Consider that Century Link did the right thing by cutting the dividend and has already experienced the fallout of having the stock dive from 41.69 to 32.27 a share on February 14. It has now recovered to 34.89 a share and still has a dividend yield of just over 6%. All things considered, any dividend correction to Windstream or Frontier will only push their valuations down further. In comparison, Century Link is in a better position to stand up to further negative news and bounce back given any downturn, making it a less risky proposition.
As Apple (AAPL) continues to experience a slip in confidence an opening has developed for companies like Intel (INTC) and Microsoft (MSFT) to make up for lost ground. Intel has a dividend yield currently over 4% (4.3%), while Microsoft is just above 3% (3.3%). Both companies have solid foundations and EPS figures around 2 and Intel has a P/E ratio just under 10, while Microsoft comes in just above 15. They are both strong companies with solid fundamentals but Intel has a little more potential given the little extra dividend yield and valuation.
Despite a sluggish marketplace, Intel has just branched out to become a foundry for Altera's (ALTR) new semiconductors and will realize a margin of over 50% for being this outsourcing recipient. Factor in Intel's solid P/E ratio, EPS and strong cash position and it starts to add up. Intel is also pretty close to a 52-week low and has more room to rise and even if it remains close to where it is now the dividend yield is still a full percent higher than Microsoft. Both are pretty strong candidates, but if Intel falls closer to $20 a share, it might warrant stronger consideration.
The utilities sector is crowded with many performers and healthy dividends to warrant further investor interest. Sempra Energy (SRE), Southern Company (SO) and Duke Energy (DUK) are some of the major players that all have strong valuations and solid dividend payments. Most utilities are regional operators that also offer protection from further global turmoil, which can be an added plus. PG&E (PCG), operating out of northern and central California, is an example of such a regional utility worth taking into consideration.
Although PG&E just experienced a dreadful close out quarter to 2012 with a slender profit margin and even a small net loss, the company has experienced solid revenue growth and has maintained a nice dividend yield, currently at 4.2%. Four analysts rate PG&E a strong buy, two a buy and 11 a hold, which is not bad in this peer group. PG&E recently announced a public stock offerning of 7.2 million shares at a price of $41.71 a share and is currently priced at $42.85 a share with plenty of room to move higher. Given the value, consistent revenue and solid dividend, PG&E might be a good stock to watch. Any downturn close to $40 a share might eliminate much of the risk and be all the impetus required for making a move.

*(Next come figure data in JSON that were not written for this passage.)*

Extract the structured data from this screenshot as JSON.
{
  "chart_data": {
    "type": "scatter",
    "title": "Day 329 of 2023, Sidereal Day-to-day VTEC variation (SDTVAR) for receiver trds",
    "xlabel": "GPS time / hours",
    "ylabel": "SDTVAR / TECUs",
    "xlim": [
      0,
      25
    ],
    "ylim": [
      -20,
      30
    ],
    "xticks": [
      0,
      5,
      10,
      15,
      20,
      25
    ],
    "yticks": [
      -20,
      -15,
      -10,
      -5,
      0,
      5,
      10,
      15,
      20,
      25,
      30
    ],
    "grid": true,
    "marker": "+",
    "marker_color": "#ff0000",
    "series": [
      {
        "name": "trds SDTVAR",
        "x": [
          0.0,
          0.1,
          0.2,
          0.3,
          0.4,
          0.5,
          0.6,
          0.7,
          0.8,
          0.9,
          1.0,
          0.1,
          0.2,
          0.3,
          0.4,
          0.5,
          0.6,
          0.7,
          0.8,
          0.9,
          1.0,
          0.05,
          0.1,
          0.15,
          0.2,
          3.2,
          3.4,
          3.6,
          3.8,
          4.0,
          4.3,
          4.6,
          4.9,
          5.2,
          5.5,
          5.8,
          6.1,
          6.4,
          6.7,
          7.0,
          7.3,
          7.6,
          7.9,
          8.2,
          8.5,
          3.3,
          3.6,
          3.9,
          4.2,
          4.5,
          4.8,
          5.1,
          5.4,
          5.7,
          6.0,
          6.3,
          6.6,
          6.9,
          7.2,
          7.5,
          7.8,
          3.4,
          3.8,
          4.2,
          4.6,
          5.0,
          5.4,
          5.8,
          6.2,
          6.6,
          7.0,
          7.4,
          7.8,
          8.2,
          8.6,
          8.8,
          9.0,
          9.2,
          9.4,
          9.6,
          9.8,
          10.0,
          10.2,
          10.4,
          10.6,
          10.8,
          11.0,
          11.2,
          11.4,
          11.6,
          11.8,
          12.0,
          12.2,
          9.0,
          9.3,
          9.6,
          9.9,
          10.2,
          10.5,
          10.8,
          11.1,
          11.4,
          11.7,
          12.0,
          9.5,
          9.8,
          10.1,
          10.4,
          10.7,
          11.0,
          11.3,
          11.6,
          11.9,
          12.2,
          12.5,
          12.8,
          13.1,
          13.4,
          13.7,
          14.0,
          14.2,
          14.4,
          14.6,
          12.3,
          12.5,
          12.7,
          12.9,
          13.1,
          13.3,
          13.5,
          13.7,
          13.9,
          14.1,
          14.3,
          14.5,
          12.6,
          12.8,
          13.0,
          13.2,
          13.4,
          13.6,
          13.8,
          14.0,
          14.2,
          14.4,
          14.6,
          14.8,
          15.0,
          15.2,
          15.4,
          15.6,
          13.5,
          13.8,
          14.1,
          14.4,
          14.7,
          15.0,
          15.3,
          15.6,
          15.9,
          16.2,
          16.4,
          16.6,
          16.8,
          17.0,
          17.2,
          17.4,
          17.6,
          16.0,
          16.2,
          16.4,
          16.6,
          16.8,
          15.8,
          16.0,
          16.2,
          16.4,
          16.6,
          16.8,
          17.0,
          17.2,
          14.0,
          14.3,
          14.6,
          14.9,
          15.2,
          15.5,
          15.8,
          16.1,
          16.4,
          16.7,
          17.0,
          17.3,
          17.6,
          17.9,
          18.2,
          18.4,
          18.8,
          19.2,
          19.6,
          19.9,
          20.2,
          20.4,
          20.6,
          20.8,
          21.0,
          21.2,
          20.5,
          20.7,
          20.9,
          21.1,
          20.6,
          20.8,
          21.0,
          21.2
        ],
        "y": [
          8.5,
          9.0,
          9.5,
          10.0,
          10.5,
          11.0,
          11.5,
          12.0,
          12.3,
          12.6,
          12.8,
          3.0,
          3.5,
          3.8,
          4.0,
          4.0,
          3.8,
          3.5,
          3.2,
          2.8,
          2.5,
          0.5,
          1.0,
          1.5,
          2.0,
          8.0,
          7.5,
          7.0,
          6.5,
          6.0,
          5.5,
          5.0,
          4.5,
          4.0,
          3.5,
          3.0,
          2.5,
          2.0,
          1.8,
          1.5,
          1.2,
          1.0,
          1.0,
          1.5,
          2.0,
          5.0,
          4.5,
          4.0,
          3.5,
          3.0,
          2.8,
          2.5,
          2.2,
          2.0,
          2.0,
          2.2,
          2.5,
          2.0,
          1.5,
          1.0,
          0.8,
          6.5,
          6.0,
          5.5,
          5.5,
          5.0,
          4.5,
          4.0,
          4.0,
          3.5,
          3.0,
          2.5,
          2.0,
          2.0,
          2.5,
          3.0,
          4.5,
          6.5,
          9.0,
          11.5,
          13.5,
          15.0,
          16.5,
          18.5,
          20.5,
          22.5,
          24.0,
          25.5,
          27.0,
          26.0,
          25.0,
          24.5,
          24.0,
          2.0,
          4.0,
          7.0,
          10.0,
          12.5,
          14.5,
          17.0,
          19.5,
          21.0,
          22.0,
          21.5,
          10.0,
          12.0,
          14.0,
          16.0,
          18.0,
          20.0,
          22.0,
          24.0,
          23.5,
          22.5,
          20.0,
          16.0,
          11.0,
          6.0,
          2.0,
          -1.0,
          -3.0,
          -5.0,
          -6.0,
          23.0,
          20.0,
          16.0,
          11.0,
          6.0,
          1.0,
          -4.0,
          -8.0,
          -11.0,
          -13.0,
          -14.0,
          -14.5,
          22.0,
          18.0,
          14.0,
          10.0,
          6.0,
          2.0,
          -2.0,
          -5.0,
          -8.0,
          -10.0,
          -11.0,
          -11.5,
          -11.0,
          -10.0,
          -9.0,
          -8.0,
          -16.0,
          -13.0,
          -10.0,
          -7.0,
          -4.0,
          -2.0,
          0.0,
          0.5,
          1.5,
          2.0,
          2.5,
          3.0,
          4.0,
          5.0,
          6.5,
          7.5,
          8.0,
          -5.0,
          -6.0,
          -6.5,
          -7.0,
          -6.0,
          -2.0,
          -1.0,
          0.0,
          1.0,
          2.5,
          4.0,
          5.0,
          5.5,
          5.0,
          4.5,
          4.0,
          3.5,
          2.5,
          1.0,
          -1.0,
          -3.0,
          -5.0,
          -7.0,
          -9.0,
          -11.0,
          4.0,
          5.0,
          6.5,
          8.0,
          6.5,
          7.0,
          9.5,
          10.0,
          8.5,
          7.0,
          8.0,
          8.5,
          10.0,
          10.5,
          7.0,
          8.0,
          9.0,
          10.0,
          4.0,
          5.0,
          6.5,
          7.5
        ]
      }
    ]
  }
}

Many of these stocks mentioned are conservative in nature and are primarily slow-moving investments with the potential to act as safe havens with dividend payments where investors can ride out a storm. The bears are making much of the noise lately and these stocks can be strong considerations to keep money in play during adverse market movements. When the market makes sideways or downward movements and your stomach has endured enough pain, it might be worth taking a look at some of these more stable plays. All investments carry risk but with solid dividend yields, revenues and room for growth many of these stocks can enable more sleep at night. Whether taking on a little more risk with Century Link, a tough marketplace with Intel or less dividend with PG&E, these companies are going to be here tomorrow while beating most conservative bond yields at the same time.
Disclosure: I have no positions in any stocks mentioned, and no plans to initiate any positions within the next 72 hours.